Medida altera Código de Posturas da cidade revogando proibição relacionada a veículos de tração humana e automotores
Foto: Aline Pereira/PBH
Comercializar espetinhos, hambúrgueres, ou qualquer alimento que contenha carne ou derivados em veículos, atualmente, é uma atividade proibida em Belo Horizonte. Tramitando em 1º turno, o Projeto de Lei (PL) 591/2025, de Wagner Ferreira (PV), pretende retirar esse impedimento, modificando o Código de Posturas do Município. A medida recebeu parecer favorável da Comissão de Meio Ambiente, Defesa dos Animais e Política Urbana, em reunião nesta segunda-feira (23/3). Relatora da proposição pelo colegiado, Luiza Dulci (PT) chegou a enviar diligência à Prefeitura de Belo Horizonte com dúvidas sobre a segurança sanitária em relação à carne crua. Como o Executivo não havia enviado resposta até o momento, a vereadora recomendou a aprovação, deixando aberta a possibilidade de apresentar emendas à proposta, a depender do retorno da PBH. A matéria ainda passa pela apreciação de mais duas comissões, antes de poder ir a sua primeira votação em Plenário. Para ser aprovada, precisará do voto favorável de, no mínimo, 21 vereadores. Confira o resultado completo da reunião.
Setor consolidado
Na justificativa do projeto, Wagner Ferreira destaca que, apesar da proibição, o comércio de carnes e derivados já ocorre com frequência em muitos pontos da capital, “de forma consolidada e com boa aceitação por parte da população”. Diante disso, o vereador diz ser necessário que a normativa da cidade se adeque a essa realidade, com regras que “conciliem liberdade econômica e proteção à saúde pública”.

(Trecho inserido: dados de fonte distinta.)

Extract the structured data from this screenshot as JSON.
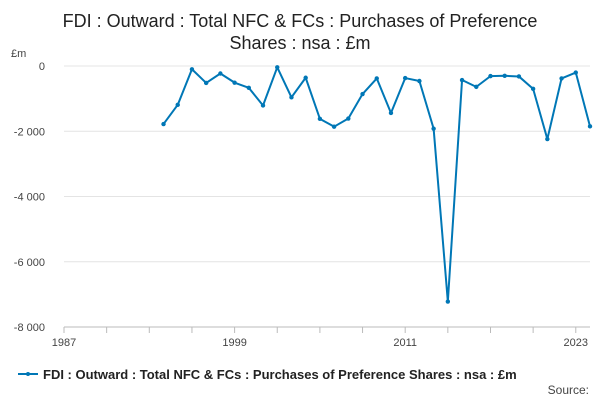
{
  "chart_data": {
    "type": "line",
    "title_lines": [
      "FDI : Outward : Total NFC & FCs : Purchases of Preference",
      "Shares : nsa : £m"
    ],
    "y_unit": "£m",
    "source_label": "Source:",
    "series_color": "#0077b6",
    "grid": true,
    "legend_position": "bottom",
    "x_range": [
      1987,
      2024
    ],
    "x_tick_labels": [
      "1987",
      "1999",
      "2011",
      "2023"
    ],
    "x_tick_values": [
      1987,
      1999,
      2011,
      2023
    ],
    "ylim": [
      -8000,
      0
    ],
    "y_tick_values": [
      0,
      -2000,
      -4000,
      -6000,
      -8000
    ],
    "y_tick_labels": [
      "0",
      "-2 000",
      "-4 000",
      "-6 000",
      "-8 000"
    ],
    "series": [
      {
        "name": "FDI : Outward : Total NFC & FCs : Purchases of Preference Shares : nsa : £m",
        "x": [
          1994,
          1995,
          1996,
          1997,
          1998,
          1999,
          2000,
          2001,
          2002,
          2003,
          2004,
          2005,
          2006,
          2007,
          2008,
          2009,
          2010,
          2011,
          2012,
          2013,
          2014,
          2015,
          2016,
          2017,
          2018,
          2019,
          2020,
          2021,
          2022,
          2023,
          2024
        ],
        "values": [
          -1780,
          -1190,
          -100,
          -520,
          -230,
          -510,
          -670,
          -1210,
          -40,
          -960,
          -360,
          -1620,
          -1860,
          -1610,
          -860,
          -380,
          -1440,
          -370,
          -460,
          -1920,
          -7220,
          -430,
          -640,
          -310,
          -300,
          -320,
          -700,
          -2240,
          -380,
          -200,
          -1850
        ]
      }
    ]
  }
}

“(...) a medida acompanha uma tendência de valorização da economia criativa, da inovação nos serviços de alimentação e da ocupação positiva dos espaços públicos, fortalecendo um setor que já se mostra consolidado e em expansão”, argumenta o autor.
O parlamentar também destaca que a comercialização desses alimentos em food trucks contribui para a "diversidade gastronômica" na cidade e geração de renda, com mais segurança jurídica para consumidores e comerciantes. Além disso, para Wagner Ferreira, a venda de carnes e derivados, desde que regulamentada e feita de maneira responsável, pode coexistir com “os princípios de saúde pública e de ordenamento urbano”.
Risco sanitário
Em seu parecer, Luiza Dulci concorda com o autor da proposta sob o ponto de vista de que a iniciativa estimula a ocupação de espaços públicos, fomentando a economia e fortalecendo pequenos empreendedores. A relatora reitera ainda a contribuição para a gastronomia e o lazer, estimulando a vivência nos bairros e atraindo turistas.
“A liberação proposta não implica ausência de controle, mas sim a substituição de uma vedação genérica por um regime de fiscalização baseado em critérios técnicos e sanitários objetivos”, declara Dulci em seu parecer.
No entanto, a vereadora pondera que não se pode ignorar o risco da comercialização da carne crua. Sem a refrigeração adequada e o manuseio correto, a venda desse alimento pode resultar na proliferação de zoonoses e outras doenças, conforme explica. Para sanar dúvidas relativas a esse assunto, Dulci enviou perguntas às secretarias municipais de Saúde, de Segurança Alimentar e Nutricional e à Subsecretaria de Promoção e Vigilância à Saúde, questionando sobre eventuais perigos à saúde humana e animal que a alteração na legislação poderia gerar.
Contudo, até a votação do relatório, o colegiado não teve retorno das pastas. A relatora optou por recomendar a aprovação, ressaltando a possibilidade de propor alterações futuras, dependendo das respostas às dúvidas enviadas.
Tramitação
Antes de ir a Plenário, a proposição deve passar pela avaliação das Comissões de Saúde e Saneamento e de Mobilidade Urbana, Indústria, Comércio e Serviços. A matéria será apreciada em dois turnos, e, caso seja aprovada na primeira votação, retorna às comissões para análise de emendas.